Being stuck inside is no fun, even if you never went outside to begin with, like me. The ill-effects of isolation are making us feel lonely, bored and unmotivated. Luckily for me, I have a wonderful significant other to help me from going crazy. If you were in a relationship before being isolated and are now forced to communicate solely through your phones, here are some tips on how to stay in touch without being physically close.
The most obvious option is FaceTime. You probably do it anyway with your s/o, but now, the rules are a little different. Make sure you’re actually paying attention to each other during the call. I’m guilty of putting my phone down while my girlfriend watches me play the new Animal Crossing, but during the shut-in, I’ve realized just how unfair that really is. Half of FaceTime is looking at the person you’re talking to, so it’s frustrating if they aren’t looking back. If you’re looking at each other, it’s a lot easier to really talk. Make sure to really put effort into the conversation as well. There’s no point in devoting all of your attention to each other on the phone if you are only asking yes or no questions and replying with one-word answers or grunts. If one partner has an Android, the app Google Duo is downloadable for iPhones and works great.
Communication is key to maintaining a relationship, especially right now. I know you or your s/o probably didn’t do anything today. If anything, they woke up and got on Twitter for the last hour before calling you. It’s still important to ask how they’re doing, though. Regardless of if they did anything or not, it’s great to ask to know how they’re feeling. The isolation is a lot more than some people are used to, so it’s important for you to be as open to their feelings as possible. If you get asked, try your best to answer in an engaging way, and then, ask the same way.
If you’re good, try answering “I’m doing great! How about you?” It sounds a lot better than “good.”

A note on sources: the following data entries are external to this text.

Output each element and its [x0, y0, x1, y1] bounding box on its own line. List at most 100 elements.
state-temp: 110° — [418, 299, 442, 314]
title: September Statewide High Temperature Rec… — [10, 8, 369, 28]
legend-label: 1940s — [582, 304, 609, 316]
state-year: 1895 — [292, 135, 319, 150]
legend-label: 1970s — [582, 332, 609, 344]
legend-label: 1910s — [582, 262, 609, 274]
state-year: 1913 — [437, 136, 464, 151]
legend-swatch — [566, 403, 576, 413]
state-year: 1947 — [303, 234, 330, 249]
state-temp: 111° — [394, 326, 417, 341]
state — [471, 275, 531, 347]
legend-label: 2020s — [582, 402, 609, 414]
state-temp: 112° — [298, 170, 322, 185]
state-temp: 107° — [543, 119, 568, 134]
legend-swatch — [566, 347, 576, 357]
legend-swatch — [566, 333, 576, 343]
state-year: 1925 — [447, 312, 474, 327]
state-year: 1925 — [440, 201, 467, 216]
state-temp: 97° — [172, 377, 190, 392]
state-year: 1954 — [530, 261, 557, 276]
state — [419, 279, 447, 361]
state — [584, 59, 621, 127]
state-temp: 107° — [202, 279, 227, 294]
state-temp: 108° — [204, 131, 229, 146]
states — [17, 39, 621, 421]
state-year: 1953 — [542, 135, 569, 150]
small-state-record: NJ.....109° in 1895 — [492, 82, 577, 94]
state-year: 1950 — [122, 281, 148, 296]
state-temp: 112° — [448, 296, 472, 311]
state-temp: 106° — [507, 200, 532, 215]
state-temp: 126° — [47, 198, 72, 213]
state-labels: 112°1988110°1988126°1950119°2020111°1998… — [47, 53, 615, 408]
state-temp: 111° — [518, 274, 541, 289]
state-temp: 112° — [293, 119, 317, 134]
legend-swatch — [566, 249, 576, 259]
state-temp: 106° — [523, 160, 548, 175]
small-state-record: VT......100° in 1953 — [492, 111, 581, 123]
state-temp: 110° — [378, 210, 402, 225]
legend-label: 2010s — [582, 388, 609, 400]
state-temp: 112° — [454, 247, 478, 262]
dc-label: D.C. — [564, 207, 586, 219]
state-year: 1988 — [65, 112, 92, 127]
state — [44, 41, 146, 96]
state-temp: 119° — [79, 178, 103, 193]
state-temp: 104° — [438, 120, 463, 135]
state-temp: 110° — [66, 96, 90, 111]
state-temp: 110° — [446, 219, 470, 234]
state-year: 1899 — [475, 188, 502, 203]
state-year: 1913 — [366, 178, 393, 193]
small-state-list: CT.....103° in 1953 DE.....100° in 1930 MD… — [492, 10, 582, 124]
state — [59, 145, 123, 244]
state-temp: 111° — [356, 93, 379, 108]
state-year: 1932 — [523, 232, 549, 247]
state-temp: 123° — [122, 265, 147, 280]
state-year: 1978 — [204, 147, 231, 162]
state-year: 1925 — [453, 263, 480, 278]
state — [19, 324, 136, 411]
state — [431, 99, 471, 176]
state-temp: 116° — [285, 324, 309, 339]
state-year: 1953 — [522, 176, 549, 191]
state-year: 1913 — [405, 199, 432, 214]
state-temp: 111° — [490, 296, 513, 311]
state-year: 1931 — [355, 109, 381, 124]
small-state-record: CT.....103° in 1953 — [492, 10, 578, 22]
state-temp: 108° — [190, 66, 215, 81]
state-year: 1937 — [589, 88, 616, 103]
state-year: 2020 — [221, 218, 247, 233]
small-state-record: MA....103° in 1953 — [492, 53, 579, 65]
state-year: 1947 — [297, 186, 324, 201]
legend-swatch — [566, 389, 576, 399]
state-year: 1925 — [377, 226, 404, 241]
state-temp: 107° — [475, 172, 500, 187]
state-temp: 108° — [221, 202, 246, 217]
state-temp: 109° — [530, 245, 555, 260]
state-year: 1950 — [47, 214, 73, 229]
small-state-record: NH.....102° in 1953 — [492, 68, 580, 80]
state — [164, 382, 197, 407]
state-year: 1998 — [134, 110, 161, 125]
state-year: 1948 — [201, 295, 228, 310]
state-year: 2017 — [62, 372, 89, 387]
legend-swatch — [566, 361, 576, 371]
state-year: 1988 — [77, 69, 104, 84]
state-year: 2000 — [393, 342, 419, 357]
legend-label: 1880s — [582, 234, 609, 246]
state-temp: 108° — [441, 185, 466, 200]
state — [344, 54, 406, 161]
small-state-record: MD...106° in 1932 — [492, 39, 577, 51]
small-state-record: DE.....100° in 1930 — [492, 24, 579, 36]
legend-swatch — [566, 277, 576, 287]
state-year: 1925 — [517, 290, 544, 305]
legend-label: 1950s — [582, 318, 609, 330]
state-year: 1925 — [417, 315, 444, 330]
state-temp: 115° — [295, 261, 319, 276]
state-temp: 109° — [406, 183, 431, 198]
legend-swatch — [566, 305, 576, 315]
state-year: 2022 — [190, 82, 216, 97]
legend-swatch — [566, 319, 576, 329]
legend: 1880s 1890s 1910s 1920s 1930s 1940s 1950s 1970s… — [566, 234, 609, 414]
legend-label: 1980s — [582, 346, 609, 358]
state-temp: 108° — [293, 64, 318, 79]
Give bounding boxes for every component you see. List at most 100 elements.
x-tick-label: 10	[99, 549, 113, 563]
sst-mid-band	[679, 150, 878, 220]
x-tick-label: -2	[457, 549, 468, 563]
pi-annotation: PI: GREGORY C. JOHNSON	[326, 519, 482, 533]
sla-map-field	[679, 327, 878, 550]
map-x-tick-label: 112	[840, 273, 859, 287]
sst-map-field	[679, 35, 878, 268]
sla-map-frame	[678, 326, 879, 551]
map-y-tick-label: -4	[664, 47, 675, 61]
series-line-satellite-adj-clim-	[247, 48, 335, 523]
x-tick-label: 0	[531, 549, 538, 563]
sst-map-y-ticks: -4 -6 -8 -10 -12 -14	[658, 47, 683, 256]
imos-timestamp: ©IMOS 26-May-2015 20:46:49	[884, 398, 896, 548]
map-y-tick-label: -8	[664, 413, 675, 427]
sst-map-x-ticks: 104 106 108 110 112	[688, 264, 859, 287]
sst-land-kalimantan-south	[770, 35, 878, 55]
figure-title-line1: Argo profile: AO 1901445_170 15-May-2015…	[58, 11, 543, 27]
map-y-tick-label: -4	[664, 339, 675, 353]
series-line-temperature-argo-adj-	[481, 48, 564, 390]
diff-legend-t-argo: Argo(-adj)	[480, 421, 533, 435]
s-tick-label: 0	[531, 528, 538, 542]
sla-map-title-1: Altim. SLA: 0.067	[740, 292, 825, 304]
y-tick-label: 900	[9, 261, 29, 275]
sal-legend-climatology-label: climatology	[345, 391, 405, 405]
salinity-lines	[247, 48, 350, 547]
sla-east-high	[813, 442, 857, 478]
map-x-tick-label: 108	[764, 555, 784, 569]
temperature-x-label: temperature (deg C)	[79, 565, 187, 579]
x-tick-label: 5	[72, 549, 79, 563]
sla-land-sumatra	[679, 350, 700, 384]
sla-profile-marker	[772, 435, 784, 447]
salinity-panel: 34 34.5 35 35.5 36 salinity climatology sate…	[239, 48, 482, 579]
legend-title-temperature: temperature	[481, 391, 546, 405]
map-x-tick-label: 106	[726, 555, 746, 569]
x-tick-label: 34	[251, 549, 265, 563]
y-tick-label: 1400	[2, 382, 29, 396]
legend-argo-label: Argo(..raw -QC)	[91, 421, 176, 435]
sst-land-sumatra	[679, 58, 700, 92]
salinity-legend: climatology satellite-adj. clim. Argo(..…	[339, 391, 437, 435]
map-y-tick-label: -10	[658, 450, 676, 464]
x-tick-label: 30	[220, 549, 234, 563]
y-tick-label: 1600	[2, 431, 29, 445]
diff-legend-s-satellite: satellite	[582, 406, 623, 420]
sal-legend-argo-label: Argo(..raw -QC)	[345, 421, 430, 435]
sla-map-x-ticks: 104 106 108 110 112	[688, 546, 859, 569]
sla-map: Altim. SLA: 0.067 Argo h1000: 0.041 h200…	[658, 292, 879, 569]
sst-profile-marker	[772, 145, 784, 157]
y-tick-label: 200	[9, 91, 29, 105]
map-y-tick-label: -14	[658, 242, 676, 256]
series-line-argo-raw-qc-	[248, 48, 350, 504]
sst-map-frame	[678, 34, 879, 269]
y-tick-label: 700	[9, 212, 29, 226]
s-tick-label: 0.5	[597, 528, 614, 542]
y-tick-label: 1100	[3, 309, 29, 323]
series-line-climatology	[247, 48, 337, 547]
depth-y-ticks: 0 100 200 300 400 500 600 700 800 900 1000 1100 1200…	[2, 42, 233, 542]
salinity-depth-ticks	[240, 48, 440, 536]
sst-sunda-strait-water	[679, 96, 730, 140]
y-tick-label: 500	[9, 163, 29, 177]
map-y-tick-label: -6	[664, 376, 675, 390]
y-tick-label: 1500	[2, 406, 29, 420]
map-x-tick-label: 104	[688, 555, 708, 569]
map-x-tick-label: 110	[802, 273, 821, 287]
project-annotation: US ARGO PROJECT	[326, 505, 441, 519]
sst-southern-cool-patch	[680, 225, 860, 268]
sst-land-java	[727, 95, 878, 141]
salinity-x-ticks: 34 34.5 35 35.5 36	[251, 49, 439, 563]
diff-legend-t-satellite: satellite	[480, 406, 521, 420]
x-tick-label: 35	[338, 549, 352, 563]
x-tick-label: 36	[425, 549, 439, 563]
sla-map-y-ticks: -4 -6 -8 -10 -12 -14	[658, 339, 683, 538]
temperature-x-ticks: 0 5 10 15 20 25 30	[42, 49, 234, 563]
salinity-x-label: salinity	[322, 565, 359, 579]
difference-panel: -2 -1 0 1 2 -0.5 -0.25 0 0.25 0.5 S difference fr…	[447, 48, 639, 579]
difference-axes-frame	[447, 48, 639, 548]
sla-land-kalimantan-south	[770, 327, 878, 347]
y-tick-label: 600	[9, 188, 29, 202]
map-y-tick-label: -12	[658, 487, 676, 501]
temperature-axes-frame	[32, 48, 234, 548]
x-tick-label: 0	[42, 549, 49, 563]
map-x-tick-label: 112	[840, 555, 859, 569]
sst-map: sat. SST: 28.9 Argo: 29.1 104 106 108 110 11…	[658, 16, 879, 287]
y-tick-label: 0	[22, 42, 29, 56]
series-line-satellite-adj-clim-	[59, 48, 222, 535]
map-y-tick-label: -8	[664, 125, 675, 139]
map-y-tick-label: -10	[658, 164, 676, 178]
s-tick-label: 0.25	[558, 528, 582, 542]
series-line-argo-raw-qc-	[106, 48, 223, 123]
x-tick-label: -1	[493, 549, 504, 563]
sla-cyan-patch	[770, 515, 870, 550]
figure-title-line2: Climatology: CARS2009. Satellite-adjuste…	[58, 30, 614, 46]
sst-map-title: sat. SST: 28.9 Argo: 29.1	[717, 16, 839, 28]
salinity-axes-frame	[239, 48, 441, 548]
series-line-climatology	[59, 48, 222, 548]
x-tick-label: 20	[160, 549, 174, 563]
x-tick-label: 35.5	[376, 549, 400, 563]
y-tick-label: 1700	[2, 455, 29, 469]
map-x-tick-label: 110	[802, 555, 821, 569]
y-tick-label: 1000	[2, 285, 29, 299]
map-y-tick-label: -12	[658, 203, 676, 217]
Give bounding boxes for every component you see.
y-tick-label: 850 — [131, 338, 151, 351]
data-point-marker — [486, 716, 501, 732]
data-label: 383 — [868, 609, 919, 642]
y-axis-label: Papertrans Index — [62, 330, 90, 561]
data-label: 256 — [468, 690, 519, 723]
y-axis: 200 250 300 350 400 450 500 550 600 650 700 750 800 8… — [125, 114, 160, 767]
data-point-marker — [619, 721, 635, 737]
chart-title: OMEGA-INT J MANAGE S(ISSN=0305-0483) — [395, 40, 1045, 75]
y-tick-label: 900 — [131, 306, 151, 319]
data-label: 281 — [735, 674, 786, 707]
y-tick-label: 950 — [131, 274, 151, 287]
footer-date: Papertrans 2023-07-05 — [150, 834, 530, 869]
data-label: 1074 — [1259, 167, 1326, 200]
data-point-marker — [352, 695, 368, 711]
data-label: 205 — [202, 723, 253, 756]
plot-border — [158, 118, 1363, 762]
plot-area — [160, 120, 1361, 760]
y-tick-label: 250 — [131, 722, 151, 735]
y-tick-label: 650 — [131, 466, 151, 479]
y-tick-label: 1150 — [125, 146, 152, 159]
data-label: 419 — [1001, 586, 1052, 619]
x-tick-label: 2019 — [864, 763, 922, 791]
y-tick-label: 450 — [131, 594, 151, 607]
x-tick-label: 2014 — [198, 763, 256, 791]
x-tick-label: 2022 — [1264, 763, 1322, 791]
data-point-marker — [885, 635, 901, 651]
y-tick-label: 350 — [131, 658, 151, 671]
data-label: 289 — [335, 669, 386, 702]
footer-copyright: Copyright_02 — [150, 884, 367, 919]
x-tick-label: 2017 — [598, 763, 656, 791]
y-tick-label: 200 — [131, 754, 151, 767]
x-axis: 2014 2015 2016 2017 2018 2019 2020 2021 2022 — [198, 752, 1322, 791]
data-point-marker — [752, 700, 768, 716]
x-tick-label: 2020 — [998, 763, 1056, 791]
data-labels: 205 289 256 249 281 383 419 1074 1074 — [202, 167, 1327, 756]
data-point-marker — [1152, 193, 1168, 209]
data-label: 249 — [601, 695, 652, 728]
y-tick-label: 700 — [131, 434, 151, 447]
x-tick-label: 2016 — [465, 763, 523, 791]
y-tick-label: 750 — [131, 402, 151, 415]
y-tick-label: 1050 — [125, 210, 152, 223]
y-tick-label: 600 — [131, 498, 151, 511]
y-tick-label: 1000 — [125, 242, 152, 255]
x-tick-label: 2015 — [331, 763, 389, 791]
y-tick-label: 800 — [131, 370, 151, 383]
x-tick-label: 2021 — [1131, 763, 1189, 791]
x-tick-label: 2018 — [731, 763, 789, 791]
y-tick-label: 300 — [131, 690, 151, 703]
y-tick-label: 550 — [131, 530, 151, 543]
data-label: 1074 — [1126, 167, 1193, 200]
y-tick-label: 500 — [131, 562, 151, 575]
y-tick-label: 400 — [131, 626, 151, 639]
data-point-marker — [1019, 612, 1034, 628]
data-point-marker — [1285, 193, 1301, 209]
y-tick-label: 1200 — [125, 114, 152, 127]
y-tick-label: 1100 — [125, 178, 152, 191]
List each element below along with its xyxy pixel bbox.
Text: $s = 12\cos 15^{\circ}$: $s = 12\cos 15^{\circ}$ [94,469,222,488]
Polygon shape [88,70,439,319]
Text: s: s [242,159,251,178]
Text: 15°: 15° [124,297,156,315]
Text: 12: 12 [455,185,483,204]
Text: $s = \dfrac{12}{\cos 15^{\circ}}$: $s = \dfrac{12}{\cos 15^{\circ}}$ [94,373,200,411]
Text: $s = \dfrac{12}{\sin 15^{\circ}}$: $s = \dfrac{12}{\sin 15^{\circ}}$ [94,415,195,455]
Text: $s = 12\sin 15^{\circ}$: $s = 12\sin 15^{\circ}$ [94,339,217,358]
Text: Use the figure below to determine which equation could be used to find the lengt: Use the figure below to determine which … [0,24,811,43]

If bad, try and think about what’s been making you feel that way and openly communicate that to your partner. Even if they don’t have a solution, it’s healthy to discuss your problems with your partner. If your s/o is discussing their problems, even if you don’t have advice, make sure to listen. It’s so easy to do, and it really shows you care. Don’t interrupt to give poor solutions, but just be there for your partner during their trying times.
Some people may need this time to try to work on themselves. If your partner wants space for a healthy reason, it’s probably a good idea to let them. Smothering your partner while they don’t want to communicate is not healthy, and it’s important to honor your s/o’s wishes.
Besides communicating verbally, try to play games with each other. Even if you aren’t verbally communicating, it’s comforting to play a simple game back and forth. Even if it’s each of you taking 30 minutes to take turns playing checkers. It’s an easy way to remind you that your s/o really isn’t that far and that they are just on the other side of a screen. It’s important to be able to do something simple with each other.
Being stuck in the house isn’t fun for anyone, but make sure you keep up healthy communication with your partner. Your relationship will be a lot stronger once we come out of isolation. I’m looking forward to being able to go out to dinner with my girlfriend again, but for now, I’m enjoying daily FaceTime and iPhone message games.